Мартин не был знаком с этими людьми, не знал ни их традиций, ни обычаев и, возможно, был несправедлив к старому французу. В его поступке ему чудилась поза артиста, тщательно взвешивающего каждый шаг своей жизни и следящего, словно в зеркале, за изяществом каждого своего жеста.
Мартин думал о смерти этого человека. От кипарисов тянуло прохладным дуновением ночи и одинокого моря. Улица сужалась в отдалении, и Мартину представлялось, что в конце ее каменные стены домов сдавят его, и он не сможет протиснуться в узкую щель между ними…
Мысль об этом случайно встреченном человеке заставила Мартина вспомнить дороги своей жизни, где ему не раз приходилось встречаться со смертью.
С детских лет он привык воспринимать ее не как безутешное горе, а как нечто совершенно естественное: как первый снег, крутящийся над почерневшими деревьями, или августовские сумерки, когда слышно, как в саду падают яблоки. Как долгую ночь, сменяющую день, когда за окном не видно ничего, кроме мглистого дыхания ветра, а на стекле трепещет тонкое пламя свечи.
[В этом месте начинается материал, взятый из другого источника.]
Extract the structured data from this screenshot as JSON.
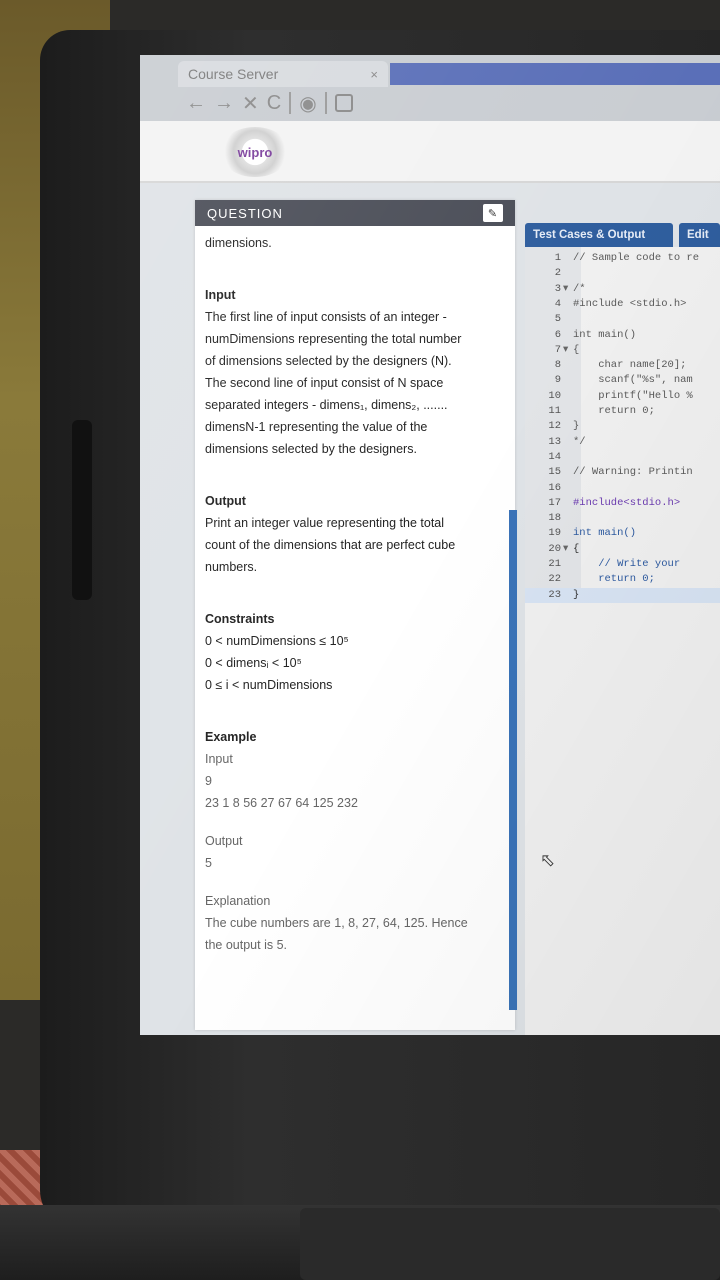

Утром, когда покойника обряжают в последний путь и на печке, заливая ее пеной, бренчат крышками кастрюли, во двор выходит курица с вылупившимися всего неделю назад цыплятами. Они суетятся под ее ногами — высокими, узловатыми, с большим, грозно торчащим сзади шипом — и беззаботно попискивают, пока не появляется тень орла, рассекающая пополам двор. Курица приседает в испуге, своим «к–р–р!» сзывая цыплят под крыло. Но миг — и свистит воздух, в нее вонзаются когти хищника, и она, уносимая им в небо, видит, как из–под ее крыльев срываются цыплята, шлепаются на крыши сараев, на ветви цветущих яблонь. Крестьянин, вышедший за чем–то во двор, посмотрит вслед улетающему орлу и захочет бросить в него камнем, но, поняв, что это бестолку, подберет писклявое потомство несчастной курицы и, прикрыв копошащиеся одуванчики решетом, возвратится в комнату, где свеча все так же тихо и сосредоточенно горит над лицом покойника…
Вот так же появился в небе орел в тот день, когда умер дед Мартина. Тень птицы скользнула по крыше дома, медленно пересекла двор, снова вернулась к забору, и, когда ласточки взлетели большой стаей, чтобы прогнать орла своим тревожным криком, над головой стоявшего во дворе Мартина просвистело что–то тяжелое и плюхнулось к его ногам. Мальчик побледнел и едва не закричал от испуга, но успокоился, увидев, что в траве лежит плашмя самая обыкновенная черепаха, почему–то упавшая с неба. Подняв глаза, он заметил над холмами улетающего орла, окруженного мелкими, как черные крупинки сажи, ласточками.
Черепаха шевельнулась раз–другой, потом ее перепончатые лапы обмякли, голова беспомощно поникла, и вот уже безобидное животное, выпущенное орлом из когтей, лежит во дворе перевернутым плоским камнем.